America the Weird
I came of age in the 60’s. Meaning, I didn’t trust government. Johnson lied about the Gulf of Tonkin, Nixon lied about pretty much everything, the FBI murdered the Black Panthers, legitimate governments were overthrown by the CIA, all of this playing out while me and my hippie cronies were smoking dope, being tear gassed and growing increasingly paranoid. In the 70’s, after McGovern was annihilated by the Nixon win, followed shortly by Watergate, I gave up on politics and moved to a ramshackle farm in Northern Wisconsin with some fellow dropouts, only to discover the Posse Comitatus were our fun and scary neighbors. You can run but you cannot hide.
Fast forward 50 years. I find myself run to ground on the tail end of a skinny ass island at the edge of the American continent. My boat is moored down at the bulkhead and the furthest I’m going these days isn’t far at all, not with the Pacific Ocean as my moat and two oars for propulsion. I’m here in an America I no longer recognize. Maybe I never have. I taught history to 8th graders for a brief time back in my more radical daze so trust me, I’m not one of those people with illusions about some of our darker past. But the older I get, the more I realize that America, despite its sins and its flaws, is a grand experiment, a rowdy wild place where individuals can thrive, where the outliers can become success stories, where non-conformity is tolerated and sometimes even heralded.
It has room for transgenders, neo-Nazis, punk artists, heavy metal musicians, the avant-garde, tattoos, skateboards, the KKK, poets, hedge fund managers, Fox News, illegal immigrants, you name it you can probably find a mailbox for it here. Maybe it was just complacency, possibly old age, but I had sort of made my peace with America. I could accept the mixture of the good with the bad, the greedy with the philanthropic, the cynical politicians with the working stiff. We could find cures for AIDS in Africa and then fight a war in Iraq over weapons of mass destruction that we knew didn’t exist. We could shoot unarmed black men in our cities and still try to lift people out of poverty. It wasn’t black and white, good or bad, right or left. It was America, kind of crazy, fairly whacked, ready and eager to try something new and different, ready to retreat to the bunkers and close off the borders. It was evangelicals and Jonestown, Elon Musk on acid, Donald Trump grabbing genitalia, American Idol and Wheel of Fortune, it was John Glenn in space and Ollie North in Nicaragua, it was Dirty Harry and the Peace Corps, throw in the Hubble Telescope and bunker busting bombs, Hiroshima and the Panama Canal, internment camps and children’s hospitals. We’re the bully of the world and the culture most emulated. Go figure.

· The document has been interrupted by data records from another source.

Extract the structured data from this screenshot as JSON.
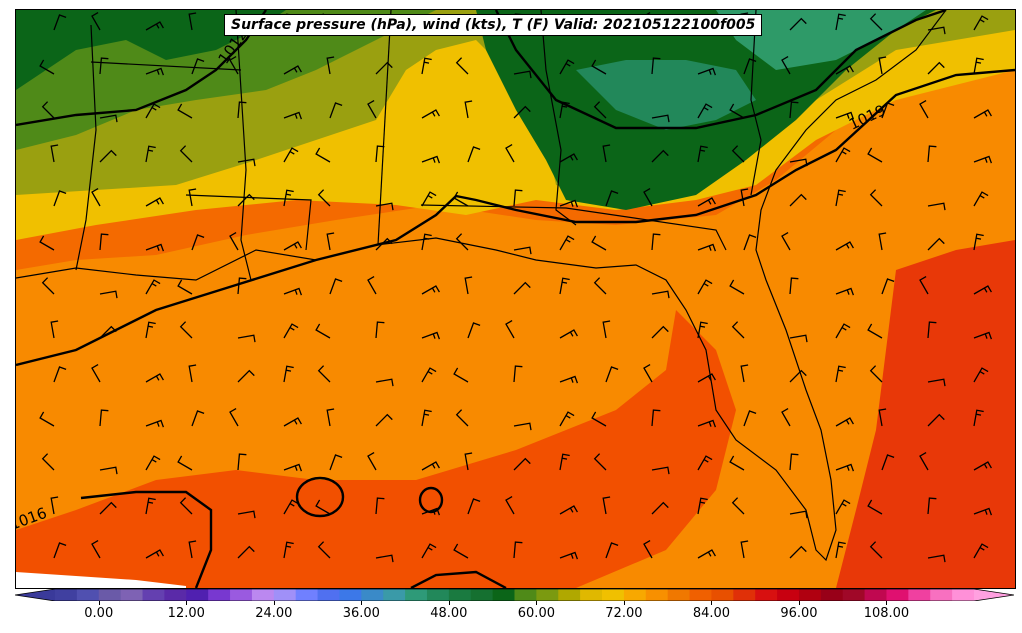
{
  "title": "Surface pressure (hPa), wind (kts), T (F) Valid: 202105122100f005",
  "isobar_labels": [
    "1016",
    "1019",
    "1012"
  ],
  "colorbar": {
    "ticks": [
      "0.00",
      "12.00",
      "24.00",
      "36.00",
      "48.00",
      "60.00",
      "72.00",
      "84.00",
      "96.00",
      "108.00"
    ],
    "tick_values": [
      0,
      12,
      24,
      36,
      48,
      60,
      72,
      84,
      96,
      108
    ],
    "min": -6,
    "max": 120,
    "colors": [
      "#4040a0",
      "#5050b0",
      "#6a5aa8",
      "#7e62b4",
      "#6440b0",
      "#5a2aa8",
      "#5020b0",
      "#7838d0",
      "#9a5ae0",
      "#bb88f0",
      "#a090f8",
      "#7080ff",
      "#5070f0",
      "#3c78e8",
      "#3a8ac8",
      "#3a9aa8",
      "#2e9a78",
      "#22885a",
      "#1a7a40",
      "#157030",
      "#0b6518",
      "#4f8a18",
      "#7b9a10",
      "#b0a800",
      "#e0b800",
      "#f0c000",
      "#f8a800",
      "#f89000",
      "#f07800",
      "#f06000",
      "#e85000",
      "#e03008",
      "#d81010",
      "#c80010",
      "#b00010",
      "#980018",
      "#a00828",
      "#c00850",
      "#e01070",
      "#f040a0",
      "#f870c0",
      "#ff90d8"
    ]
  },
  "map": {
    "colors": {
      "dark_green": "#0b6518",
      "mid_green": "#22885a",
      "light_green": "#2e9a68",
      "olive": "#4f8a18",
      "olive_yellow": "#9aa010",
      "yellow": "#f0c000",
      "light_orange": "#f8a800",
      "orange": "#f88a00",
      "dark_orange": "#f46a00",
      "red_orange": "#f25000",
      "red": "#e83808"
    }
  }
}
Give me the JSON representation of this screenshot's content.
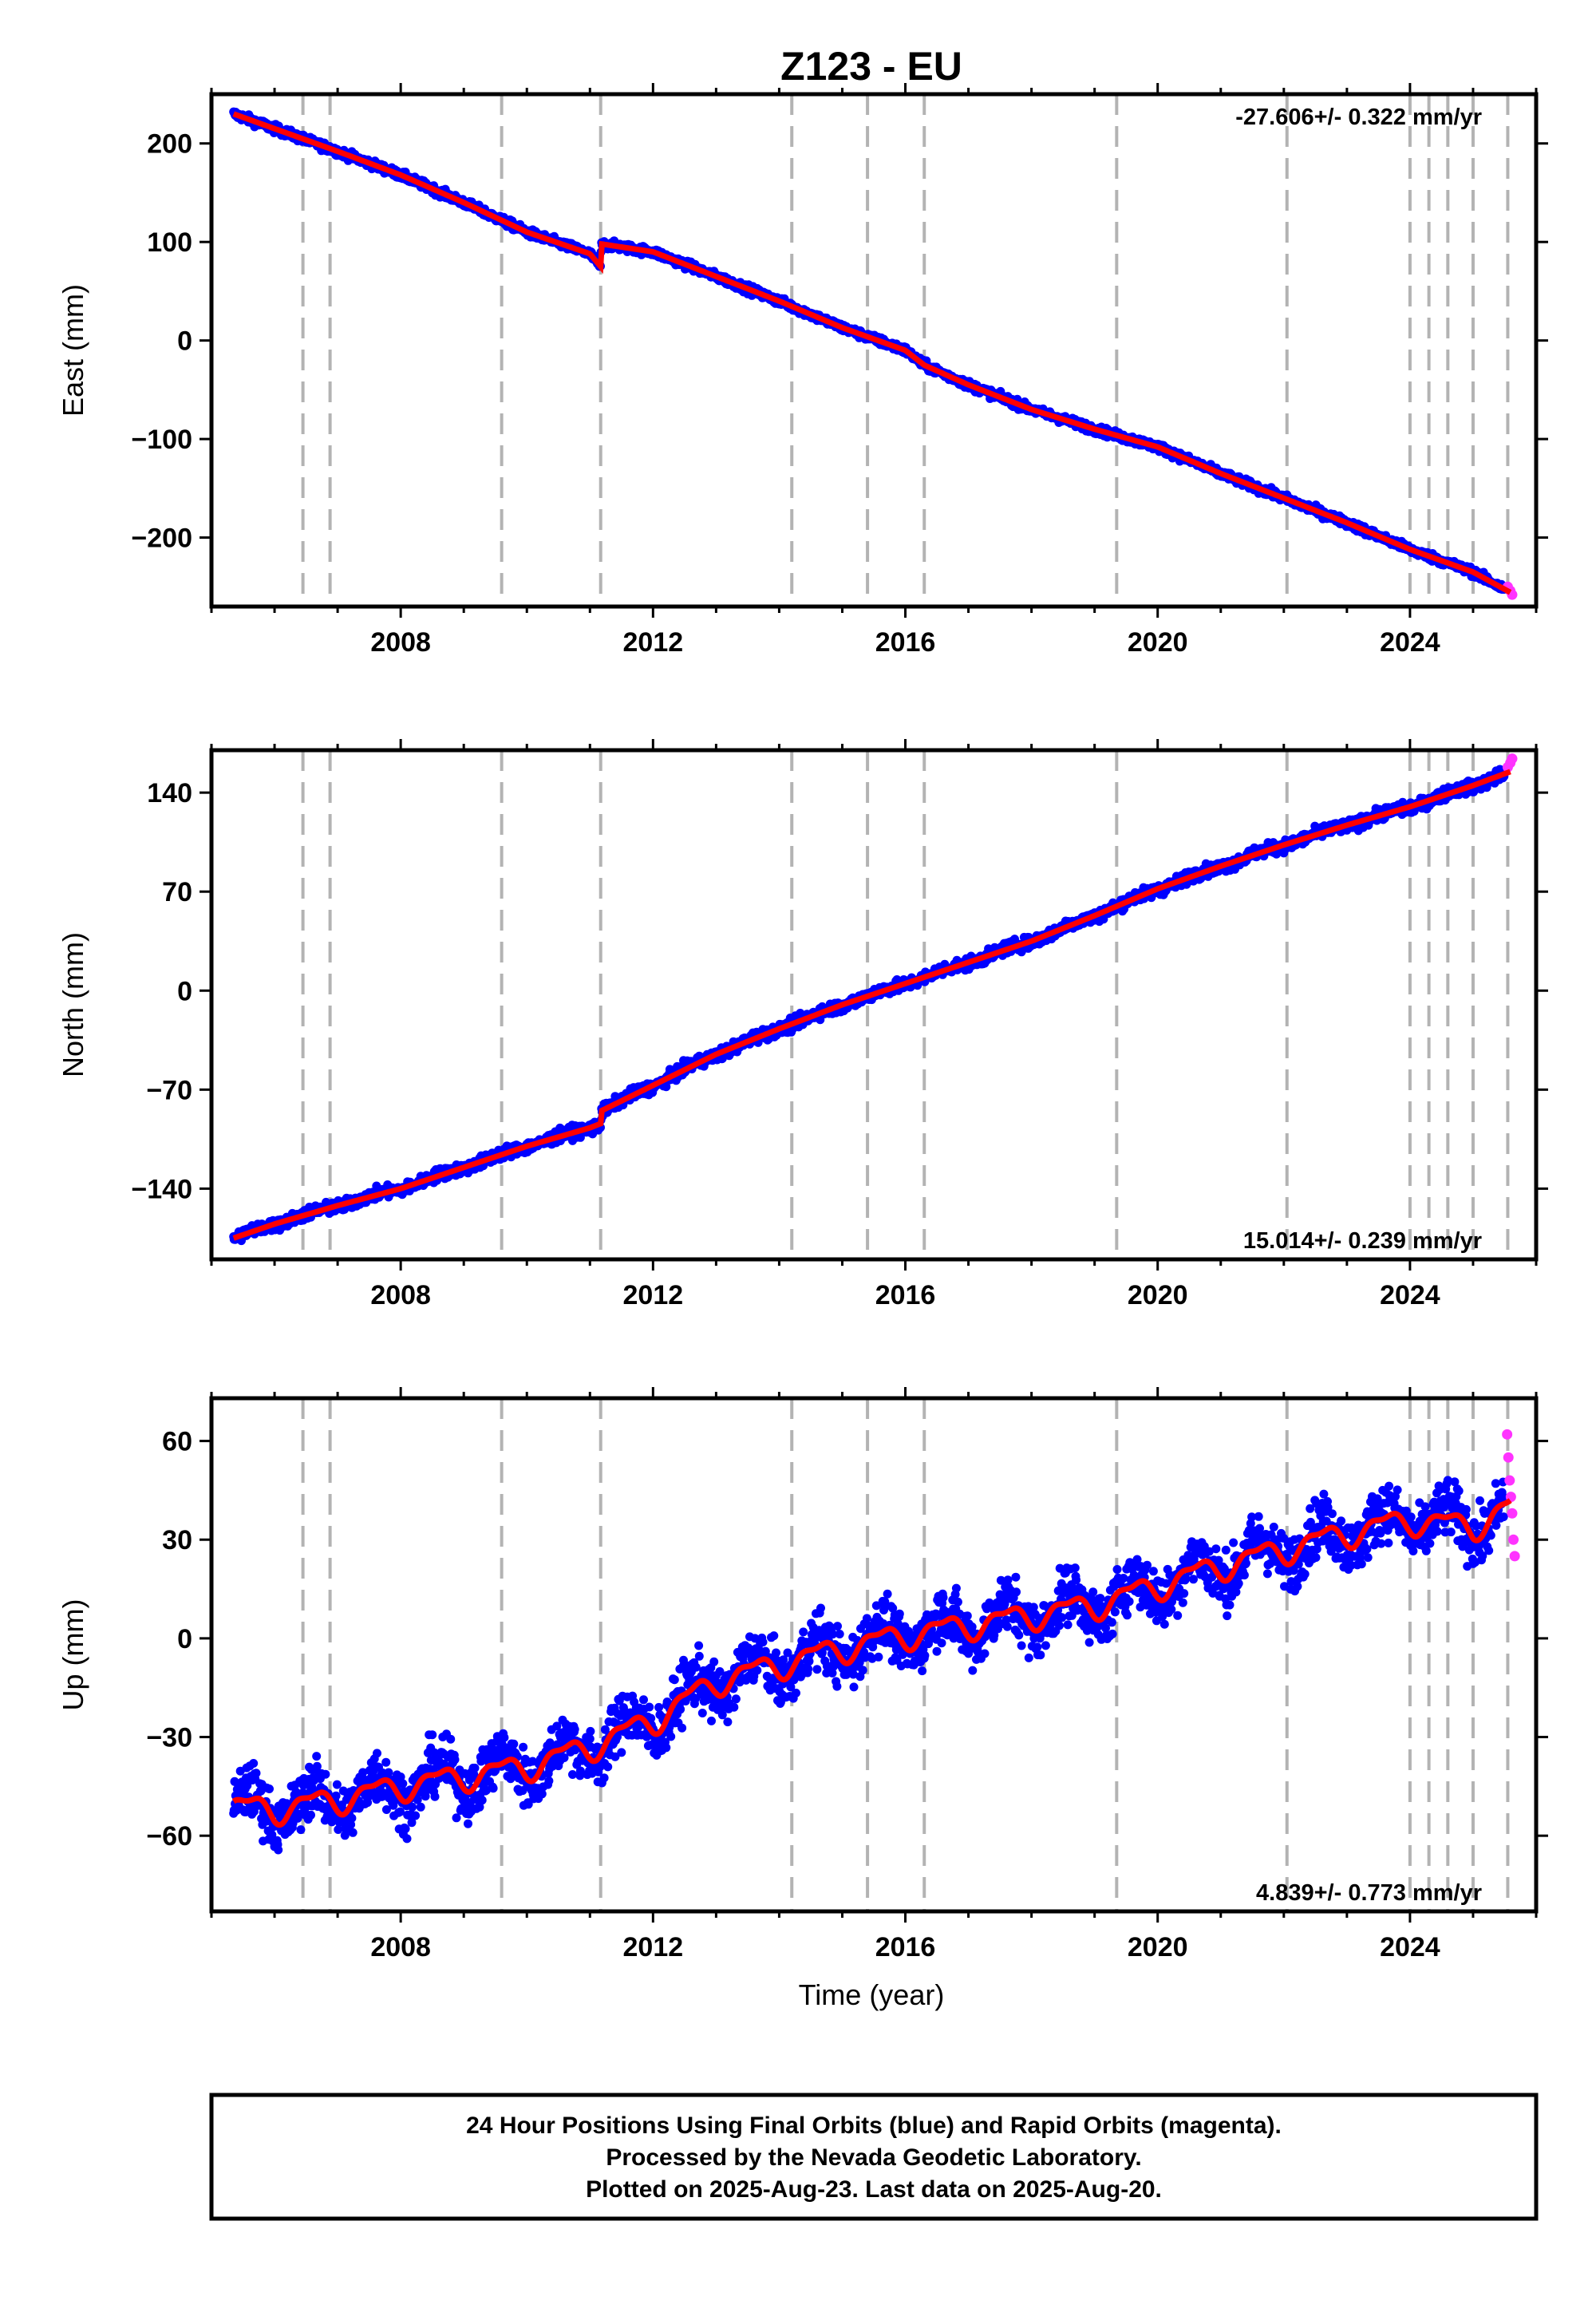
{
  "title": "Z123 - EU",
  "xlabel": "Time (year)",
  "x_ticks": [
    2008,
    2012,
    2016,
    2020,
    2024
  ],
  "event_lines": [
    2006.45,
    2006.88,
    2009.6,
    2011.17,
    2014.2,
    2015.4,
    2016.3,
    2019.35,
    2022.05,
    2024.0,
    2024.3,
    2024.6,
    2025.0,
    2025.55
  ],
  "footer": {
    "line1": "24 Hour Positions Using Final Orbits (blue) and Rapid Orbits (magenta).",
    "line2": "Processed by the Nevada Geodetic Laboratory.",
    "line3": "Plotted on 2025-Aug-23. Last data on 2025-Aug-20."
  },
  "colors": {
    "final": "#0000ff",
    "rapid": "#ff33ff",
    "model": "#ff0000",
    "event": "#b3b3b3"
  },
  "chart_data": [
    {
      "type": "scatter",
      "name": "east",
      "ylabel": "East (mm)",
      "rate_label": "-27.606+/- 0.322 mm/yr",
      "rate_position": "top-right",
      "xlim": [
        2005.0,
        2026.0
      ],
      "ylim": [
        -270,
        250
      ],
      "y_ticks": [
        -200,
        -100,
        0,
        100,
        200
      ],
      "y_tick_labels": [
        "−200",
        "−100",
        "0",
        "100",
        "200"
      ],
      "model_line": {
        "x": [
          2005.35,
          2006,
          2007,
          2008,
          2009,
          2010,
          2011,
          2011.17,
          2011.18,
          2012,
          2013,
          2014,
          2015,
          2016,
          2016.3,
          2017,
          2018,
          2019,
          2020,
          2021,
          2022,
          2023,
          2024,
          2025,
          2025.6
        ],
        "y": [
          230,
          215,
          192,
          168,
          140,
          110,
          88,
          75,
          98,
          90,
          65,
          40,
          13,
          -10,
          -25,
          -45,
          -70,
          -90,
          -108,
          -135,
          -160,
          -185,
          -212,
          -235,
          -256
        ]
      },
      "noise_mm": 3,
      "seasonal_mm": 0,
      "rapid_points": {
        "x": [
          2025.55,
          2025.59,
          2025.62
        ],
        "y": [
          -250,
          -254,
          -258
        ]
      }
    },
    {
      "type": "scatter",
      "name": "north",
      "ylabel": "North (mm)",
      "rate_label": "15.014+/- 0.239 mm/yr",
      "rate_position": "bottom-right",
      "xlim": [
        2005.0,
        2026.0
      ],
      "ylim": [
        -190,
        170
      ],
      "y_ticks": [
        -140,
        -70,
        0,
        70,
        140
      ],
      "y_tick_labels": [
        "−140",
        "−70",
        "0",
        "70",
        "140"
      ],
      "model_line": {
        "x": [
          2005.35,
          2006,
          2007,
          2008,
          2009,
          2010,
          2011,
          2011.17,
          2011.18,
          2012,
          2013,
          2014,
          2015,
          2016,
          2017,
          2018,
          2019,
          2020,
          2021,
          2022,
          2023,
          2024,
          2025,
          2025.6
        ],
        "y": [
          -175,
          -165,
          -152,
          -140,
          -125,
          -110,
          -97,
          -94,
          -85,
          -67,
          -45,
          -27,
          -10,
          5,
          20,
          35,
          53,
          72,
          88,
          103,
          117,
          130,
          145,
          155
        ]
      },
      "noise_mm": 3,
      "seasonal_mm": 1,
      "rapid_points": {
        "x": [
          2025.55,
          2025.59,
          2025.62
        ],
        "y": [
          158,
          161,
          164
        ]
      }
    },
    {
      "type": "scatter",
      "name": "up",
      "ylabel": "Up (mm)",
      "rate_label": "4.839+/- 0.773 mm/yr",
      "rate_position": "bottom-right",
      "xlim": [
        2005.0,
        2026.0
      ],
      "ylim": [
        -83,
        73
      ],
      "y_ticks": [
        -60,
        -30,
        0,
        30,
        60
      ],
      "y_tick_labels": [
        "−60",
        "−30",
        "0",
        "30",
        "60"
      ],
      "model_line": {
        "x": [
          2005.35,
          2006,
          2007,
          2008,
          2009,
          2010,
          2011,
          2012,
          2013,
          2014,
          2015,
          2016,
          2017,
          2018,
          2019,
          2020,
          2021,
          2022,
          2023,
          2024,
          2025,
          2025.6
        ],
        "y": [
          -51,
          -52,
          -49,
          -45,
          -42,
          -39,
          -33,
          -25,
          -13,
          -8,
          -3,
          1,
          4,
          7,
          10,
          16,
          22,
          27,
          32,
          36,
          34,
          40
        ]
      },
      "noise_mm": 6,
      "seasonal_mm": 5,
      "rapid_points": {
        "x": [
          2025.54,
          2025.56,
          2025.58,
          2025.6,
          2025.62,
          2025.64,
          2025.66
        ],
        "y": [
          62,
          55,
          48,
          43,
          38,
          30,
          25
        ]
      }
    }
  ]
}
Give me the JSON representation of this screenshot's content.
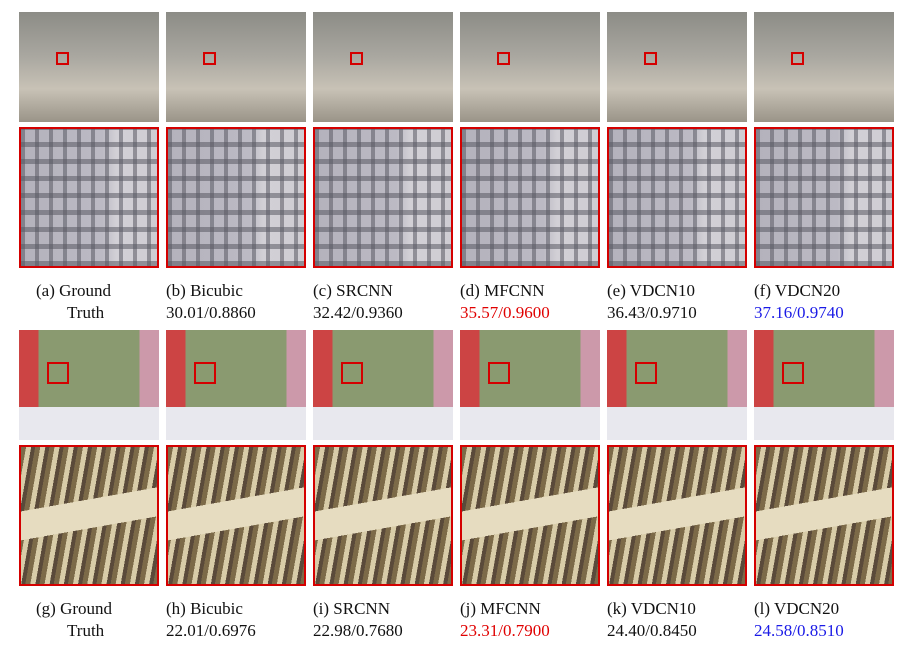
{
  "rows": [
    {
      "panels": [
        {
          "caption": [
            "(a) Ground",
            "Truth"
          ]
        },
        {
          "caption": [
            "(b) Bicubic",
            "30.01/0.8860"
          ]
        },
        {
          "caption": [
            "(c) SRCNN",
            "32.42/0.9360"
          ]
        },
        {
          "caption": [
            "(d) MFCNN",
            "35.57/0.9600"
          ]
        },
        {
          "caption": [
            "(e) VDCN10",
            "36.43/0.9710"
          ]
        },
        {
          "caption": [
            "(f) VDCN20",
            "37.16/0.9740"
          ]
        }
      ]
    },
    {
      "panels": [
        {
          "caption": [
            "(g) Ground",
            "Truth"
          ]
        },
        {
          "caption": [
            "(h) Bicubic",
            "22.01/0.6976"
          ]
        },
        {
          "caption": [
            "(i) SRCNN",
            "22.98/0.7680"
          ]
        },
        {
          "caption": [
            "(j) MFCNN",
            "23.31/0.7900"
          ]
        },
        {
          "caption": [
            "(k) VDCN10",
            "24.40/0.8450"
          ]
        },
        {
          "caption": [
            "(l) VDCN20",
            "24.58/0.8510"
          ]
        }
      ]
    }
  ]
}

We may not be the greatest country in the world, that shining ‘city on the hill’, not even the nation that protects its most vulnerable … but we are the most experimental, the most daring, the craziest bunch of yahoos on the planet, for better and often times for worse. We did, after all, elect Donald J. Trump as our Leader. It’s been a long strange trip. And I would claim for the record, maybe these times aren’t really much stranger than they’ve always been.
Hits: 34
Tags: America the Melted Pot, Revisionist History
Well, that is an interesting perspective. It made me think about the fact that the country has been settled by religious and political refugees, criminals and malcontents pretty much since Jamestown in 1607. Yee ha!
We’re going to get a dose of reality in a week. I’m mostly expecting a backlash to our Naked Emperor, but … half the country likes the guy. Half my neighbors like the guy. I figure he makes their lives more interesting. Ours too, like it or not, and if America likes one thing, it’s reality TV. When he sets up the Trump Network, hopefully in two years after he’s left the Oval, get ready for ratings like Fox can only dream about.